De herhaling voor vandaag omvat de volgende ideeën:
1. Niets wat ik zie betekent iets.
Dit is zo omdat ik niets zie, en niets heeft geen betekenis. Het is noodzakelijk dat ik dit inzie, opdat ik kan leren zien. Wat ik nu denk te zien, neemt de plaats in van visie. Ik moet het loslaten door te beseffen dat het geen betekenis heeft, zodat visie daarvoor in de plaats kan komen.
2. Ik heb alles wat ik zie alle betekenis gegeven die het voor mij heeft.
Ik heb alles waar ik naar kijk beoordeeld en dat, en dat alleen, is wat ik zie. Dat is geen visie. Het is slechts een illusie van de werkelijkheid, omdat mijn oordelen volkomen los van de werkelijkheid zijn gevormd. Omdat ik wil zien, ben ik bereid te erkennen dat mijn oordelen alle geldigheid missen. Mijn oordelen hebben mij geschaad, en aan hun leiband wil ik niet zien.
3. Ik begrijp niets wat ik zie.
Hoe zou ik kunnen begrijpen wat ik zie, wanneer ik dat verkeerd beoordeeld heb? Wat ik zie is de projectie van mijn eigen denkfouten. Ik begrijp niet wat ik zie, omdat het onbegrijpelijk is.
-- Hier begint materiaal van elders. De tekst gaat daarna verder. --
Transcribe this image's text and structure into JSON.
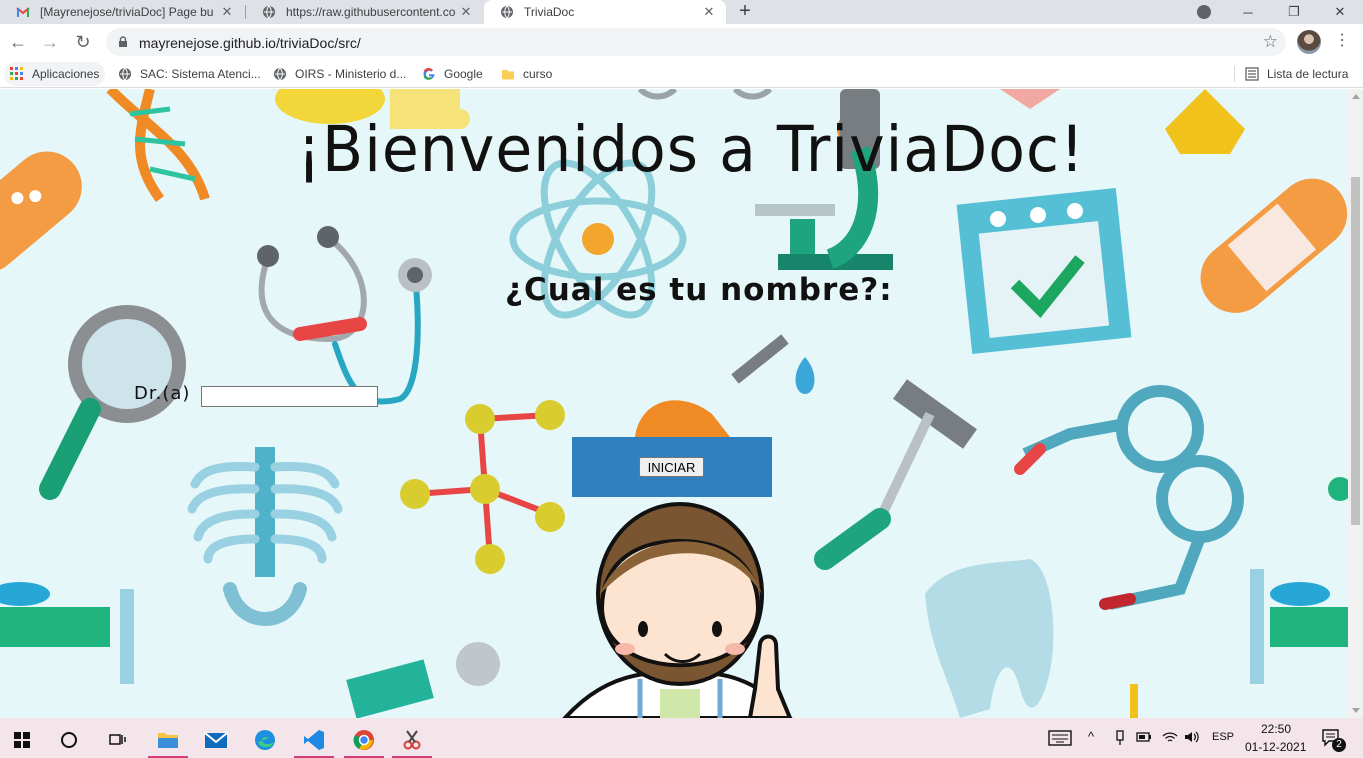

Het heeft geen zin om te proberen het te begrijpen. Maar er is alle reden om het los te laten en ruimte te maken voor wat wel kan worden gezien, begrepen en bemind. Wat ik nu zie, kan ik hiervoor inruilen eenvoudig door daartoe bereid te zijn. Is dit geen betere keuze dan die welke ik eerder maakte?
4. Deze gedachten betekenen niets.
De gedachten waarvan ik mij bewust ben, betekenen niets omdat ik probeer te denken zonder God. Wat ik ‘mijn’ gedachten noem, zijn niet mijn werkelijke gedachten. Mijn werkelijke gedachten zijn de gedachten die ik denk met God. Ik ben ze me niet bewust, omdat ik mijn gedachten hun plaats heb laten innemen. Ik ben bereid te erkennen dat mijn gedachten niets betekenen en bereid ze los te laten. Ik besluit ze te laten vervangen door wat zíj vervangen wilden. Mijn gedachten zijn zonder betekenis, maar heel de schepping is aanwezig in de gedachten die ik denk met God.
Uit: Een cursus in wonderen, Werkboek les 51, Helen Schucman, Uitgeverij: Ankh Hermes.5. Ik voel nooit onvrede om de reden die ik denk.
Ik voel nooit onvrede om de reden die ik denk omdat ik voortdurend mijn gedachten probeer te rechtvaardigen. Voortdurend probeer ik ze waar te maken. Ik maak alles tot vijand, zodat mijn kwaadheid gerechtvaardigd is en mijn aanvallen gewettigd zijn. Ik besefte niet hoezeer ik alles wat ik zie heb misbruikt door het deze rol te verlenen. Ik deed dit om een denksysteem te verdedigen dat mij heeft geschaad, en dat ik niet langer wil. Ik ben bereid het los te laten.